Recorrer el camino Conmigo significa que muchas cosas cambian en su vida. La angustia y el temor dejan de tener lugar; donde había agitación surgen tranquilidad y serenidad; el desorden es sustituido por el orden, y la envidia o incluso el odio se transforman en comprensión y amor. Todo esto es consecuencia del sí que Me han dado y de sus esfuerzos. Pero el aspecto decisivo, Mis amados, es que vuelven a aprender a ver y oír. Porque con ello toman conciencia al mismo tiempo de quiénes son en realidad y reconocen las trampas en las que cayeron. Su fuerza de amor se hace tan grande que pueden dar el paso hacia la libertad que habita dentro de ustedes, un paso que se da exclusivamente en el amor, que incluye la comprensión y el perdón y que les permite reconocer dónde dieron a otros la posibilidad de atarlos. El bando contrario puede soportar muchas cosas, pero con seguridad no puede soportar una: que quienes estaban atados se conviertan en seres capaces de ver porque recorren el camino del amor.

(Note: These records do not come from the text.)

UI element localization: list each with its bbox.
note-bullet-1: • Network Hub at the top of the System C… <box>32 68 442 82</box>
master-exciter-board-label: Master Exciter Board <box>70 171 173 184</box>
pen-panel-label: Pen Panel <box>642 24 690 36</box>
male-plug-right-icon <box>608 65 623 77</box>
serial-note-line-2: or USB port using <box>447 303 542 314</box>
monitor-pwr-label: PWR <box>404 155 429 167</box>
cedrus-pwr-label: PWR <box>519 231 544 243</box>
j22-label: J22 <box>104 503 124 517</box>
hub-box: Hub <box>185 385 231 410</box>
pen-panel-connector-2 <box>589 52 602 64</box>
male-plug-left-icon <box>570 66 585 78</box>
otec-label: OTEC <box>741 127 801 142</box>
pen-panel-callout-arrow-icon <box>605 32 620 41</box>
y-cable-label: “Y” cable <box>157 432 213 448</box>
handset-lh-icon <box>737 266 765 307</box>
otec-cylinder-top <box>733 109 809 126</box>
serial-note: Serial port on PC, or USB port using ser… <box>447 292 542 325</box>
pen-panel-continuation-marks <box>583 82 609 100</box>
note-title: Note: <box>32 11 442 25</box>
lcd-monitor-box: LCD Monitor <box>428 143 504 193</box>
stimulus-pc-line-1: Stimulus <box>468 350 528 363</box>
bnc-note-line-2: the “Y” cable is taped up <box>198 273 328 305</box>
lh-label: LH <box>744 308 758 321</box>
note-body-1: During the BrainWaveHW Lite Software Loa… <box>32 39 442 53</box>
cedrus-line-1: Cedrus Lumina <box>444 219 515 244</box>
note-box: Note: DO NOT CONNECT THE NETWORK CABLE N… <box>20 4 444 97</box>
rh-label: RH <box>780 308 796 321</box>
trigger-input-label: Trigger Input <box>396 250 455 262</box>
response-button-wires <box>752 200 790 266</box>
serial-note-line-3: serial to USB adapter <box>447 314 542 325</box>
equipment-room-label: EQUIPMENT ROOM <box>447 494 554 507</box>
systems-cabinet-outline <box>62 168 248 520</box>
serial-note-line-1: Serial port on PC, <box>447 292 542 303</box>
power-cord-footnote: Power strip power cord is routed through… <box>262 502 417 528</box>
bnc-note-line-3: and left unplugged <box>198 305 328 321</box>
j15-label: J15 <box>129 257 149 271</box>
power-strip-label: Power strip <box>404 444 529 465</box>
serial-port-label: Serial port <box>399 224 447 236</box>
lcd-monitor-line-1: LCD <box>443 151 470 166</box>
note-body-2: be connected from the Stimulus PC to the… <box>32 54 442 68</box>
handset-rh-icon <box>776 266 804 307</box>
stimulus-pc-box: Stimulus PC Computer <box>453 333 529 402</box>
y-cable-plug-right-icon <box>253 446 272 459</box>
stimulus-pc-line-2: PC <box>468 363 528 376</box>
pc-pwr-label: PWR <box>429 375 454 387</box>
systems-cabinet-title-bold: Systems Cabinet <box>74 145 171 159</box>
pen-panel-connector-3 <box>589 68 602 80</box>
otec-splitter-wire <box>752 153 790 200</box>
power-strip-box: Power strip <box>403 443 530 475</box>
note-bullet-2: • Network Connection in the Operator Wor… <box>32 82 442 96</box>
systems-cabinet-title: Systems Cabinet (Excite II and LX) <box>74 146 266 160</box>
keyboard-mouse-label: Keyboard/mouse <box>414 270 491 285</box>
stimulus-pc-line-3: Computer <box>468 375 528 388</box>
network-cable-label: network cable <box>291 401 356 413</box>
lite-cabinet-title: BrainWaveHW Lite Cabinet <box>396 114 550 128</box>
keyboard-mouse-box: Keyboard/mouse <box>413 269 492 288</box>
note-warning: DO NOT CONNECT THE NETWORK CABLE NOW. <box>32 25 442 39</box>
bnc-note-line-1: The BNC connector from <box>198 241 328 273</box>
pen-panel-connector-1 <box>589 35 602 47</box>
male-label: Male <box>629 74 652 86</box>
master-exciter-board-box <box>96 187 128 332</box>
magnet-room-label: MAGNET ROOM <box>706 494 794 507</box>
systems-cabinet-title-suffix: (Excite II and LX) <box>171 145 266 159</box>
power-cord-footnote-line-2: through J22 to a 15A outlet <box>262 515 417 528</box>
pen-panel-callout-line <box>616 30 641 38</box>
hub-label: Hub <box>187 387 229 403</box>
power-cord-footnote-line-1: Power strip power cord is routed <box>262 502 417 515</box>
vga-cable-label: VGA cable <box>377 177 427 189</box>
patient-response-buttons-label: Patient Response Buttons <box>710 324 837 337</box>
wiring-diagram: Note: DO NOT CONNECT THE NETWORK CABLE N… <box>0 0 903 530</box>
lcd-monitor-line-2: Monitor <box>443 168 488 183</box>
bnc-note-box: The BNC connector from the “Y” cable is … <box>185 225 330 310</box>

Mi amor fluye con sobreabundancia hacia todos Mis hijos: hacia quienes ya viven en libertad, hacia quienes buscan la libertad y la encontrarán si caminan a Mi lado, pero también hacia quienes todavía obtienen su fuerza manteniendo a otros privados de libertad. También ellos son hijos de Mi amor y también les pertenece todo lo que Me pertenece. Simplemente ya no lo saben.

Conduciré a todos de regreso al Hogar; y quienes hayan dado o vayan a dar el paso hacia la libertad no tendrán motivo alguno para mirar con desprecio a quienes los ataron. Al contrario, los ayudarán, con todas las posibilidades espirituales que posean, a alcanzar también la libertad.

Deseo hijos e hijas que se reconozcan como seres radiantes de los Cielos y que vivan su libertad. Amén.